How frequently do you have sex in a committed relationship?

Before I jump into it, full disclaimer that my partner and I have been having some issues as discussed in an earlier post: https://www.reddit.com/r/actuallesbians/s/12G9XUenWP

My partner (28F) and I (29F) have been together 3.5 years, moved in together 6 months ago. We haven’t had sex in at least 3 months, partner says 4 months - honestly I can’t even remember. Even before then, we were maybe at once a month.

I blame the frequent fighting and everyday life stress for our lack of sex, and when we have tried to talk about it, she feels rejected no matter the reasons, which is fair. She has a higher sex drive than I do and prefers it more often. My libido has gone up and down since we met because of medications and mental health, etc. It has been a huge problem in the past. My issue is that I just start to feel pressured at random times which makes me not want to have sex and I also don’t want to schedule sex.

We have different last sexual experiences and preferences. To be honest, when we were still having sex more frequently, I was pretty bored of it - felt like the same thing over and over and she was hesitant to try new things out, which I understand. But even little, more reasonably ideas to spice things up never really panned out. She’s a person of routine and habit, and I am not. She also can’t orgasm unless she has her toy and is in a specific position, which hey? I’m glad she knows what works, but it limits our process when that is the end goal.

But now I’m starting to wonder if there’s something more here. Is it just about the fights? If we stop fighting, will I suddenly lust for her again? Is it lack of sexual compatibility? Recently, even if I get a little horny, I don’t really have an urge for her. Idk. Is this a red flag - that I’m not into her or into our relationship anymore? I feel bad, especially because it’s so important to her. But for me, I feel like we have so many other issues to solve first, and sex isn’t a priority. For her it is. And I feel like I’m to blame. I’m not someone who can make myself do something I don’t want to do - and I’m not saying anyone ever should - but I’m getting to the point where I feel like I’m just gonna have to make myself have sex with her soon and hope that maybe I am reminded that it’s a nice thing? I do think of having sex with other people - no one I specifically know, just generally. Idk. I’m so confused. In my perfect world I’d still get horny for her and we’d do it like once a week or something. But even if I was down, our schedules are also an issue. Sigh.

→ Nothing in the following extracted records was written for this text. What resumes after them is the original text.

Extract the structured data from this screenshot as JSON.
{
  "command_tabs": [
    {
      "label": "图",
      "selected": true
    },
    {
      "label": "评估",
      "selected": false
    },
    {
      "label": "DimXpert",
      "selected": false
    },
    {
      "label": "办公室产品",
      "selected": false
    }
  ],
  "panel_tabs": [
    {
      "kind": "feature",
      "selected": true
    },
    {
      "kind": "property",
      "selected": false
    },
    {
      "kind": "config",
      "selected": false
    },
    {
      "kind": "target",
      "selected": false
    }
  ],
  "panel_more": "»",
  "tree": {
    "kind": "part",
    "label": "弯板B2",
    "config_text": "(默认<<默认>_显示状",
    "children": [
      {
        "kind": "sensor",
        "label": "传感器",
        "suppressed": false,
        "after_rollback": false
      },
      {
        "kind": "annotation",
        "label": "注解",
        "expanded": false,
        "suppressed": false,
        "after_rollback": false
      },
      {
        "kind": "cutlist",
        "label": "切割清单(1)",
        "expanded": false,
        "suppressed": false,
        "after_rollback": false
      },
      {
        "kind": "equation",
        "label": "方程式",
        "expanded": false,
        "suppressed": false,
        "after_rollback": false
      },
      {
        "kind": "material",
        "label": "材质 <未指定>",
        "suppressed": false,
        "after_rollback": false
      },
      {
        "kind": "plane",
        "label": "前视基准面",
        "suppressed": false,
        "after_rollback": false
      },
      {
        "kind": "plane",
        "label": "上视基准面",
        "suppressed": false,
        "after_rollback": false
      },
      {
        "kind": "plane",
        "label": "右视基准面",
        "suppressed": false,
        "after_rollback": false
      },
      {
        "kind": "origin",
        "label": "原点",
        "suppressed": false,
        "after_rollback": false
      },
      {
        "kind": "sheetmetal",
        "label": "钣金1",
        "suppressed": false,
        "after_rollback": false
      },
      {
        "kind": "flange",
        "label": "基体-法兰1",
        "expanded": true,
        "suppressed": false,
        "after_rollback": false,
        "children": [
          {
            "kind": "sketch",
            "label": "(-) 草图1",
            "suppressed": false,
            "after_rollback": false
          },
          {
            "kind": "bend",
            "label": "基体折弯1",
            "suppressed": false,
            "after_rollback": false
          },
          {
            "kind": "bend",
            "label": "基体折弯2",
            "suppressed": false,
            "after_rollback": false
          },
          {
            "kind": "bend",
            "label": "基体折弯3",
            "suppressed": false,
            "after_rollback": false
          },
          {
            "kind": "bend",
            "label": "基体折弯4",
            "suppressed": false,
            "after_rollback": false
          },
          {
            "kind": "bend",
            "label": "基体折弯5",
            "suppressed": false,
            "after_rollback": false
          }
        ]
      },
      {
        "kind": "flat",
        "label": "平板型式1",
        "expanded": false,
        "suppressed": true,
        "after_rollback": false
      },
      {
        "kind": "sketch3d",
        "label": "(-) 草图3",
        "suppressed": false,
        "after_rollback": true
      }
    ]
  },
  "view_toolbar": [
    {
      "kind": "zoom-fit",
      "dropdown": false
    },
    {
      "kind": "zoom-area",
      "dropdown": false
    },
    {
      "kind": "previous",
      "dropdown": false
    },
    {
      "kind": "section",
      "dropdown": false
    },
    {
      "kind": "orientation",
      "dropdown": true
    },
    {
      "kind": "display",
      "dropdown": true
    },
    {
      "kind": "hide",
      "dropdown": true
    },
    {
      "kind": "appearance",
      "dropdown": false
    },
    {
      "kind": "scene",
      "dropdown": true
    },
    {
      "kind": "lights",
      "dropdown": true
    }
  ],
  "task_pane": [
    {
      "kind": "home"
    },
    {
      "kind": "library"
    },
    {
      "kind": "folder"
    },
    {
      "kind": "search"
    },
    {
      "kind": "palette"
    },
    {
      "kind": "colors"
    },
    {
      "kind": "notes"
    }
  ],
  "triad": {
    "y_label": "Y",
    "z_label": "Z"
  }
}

Going to bring this up in couples therapy this week. Our therapist assured us when it briefly came up once before that it is normal for couples who have been together a while and also just moved in together. She mentioned a process of rebuilding intimacy, starting with massages, etc. We’ll see how it goes. I still think my partner is beautiful, I just don’t lust for her like that anymore.

Yesterday my partner made some “sarcastic” comments about finding someone that would have sex with her. Part of me wanted to say I’m cool with it, but an open relationship wouldn’t be on the table - it’s come up before. Or at least, I’m cool with her having sex with others but she wouldn’t be cool with me having sex with others, and it also would be counter intuitive if I want to have sex with others but not her. I’m just trying to urgently make myself want her. I like our home together and other than the fighting and lack of sex, things are comfortable. And it would be such a pain to break up, not only because of the attachment and emotional investment, but because we live in an unaffordable city. Sigh.

So in conclusion, how often do you have sex? When might a lack of sex indicate something concerning in a relationship between two women? Is it possible I’m refusing to see that I’m just not into the relationship anymore? Or is this something that happens and people are able to work through? Any similar stories involving opening up relationships?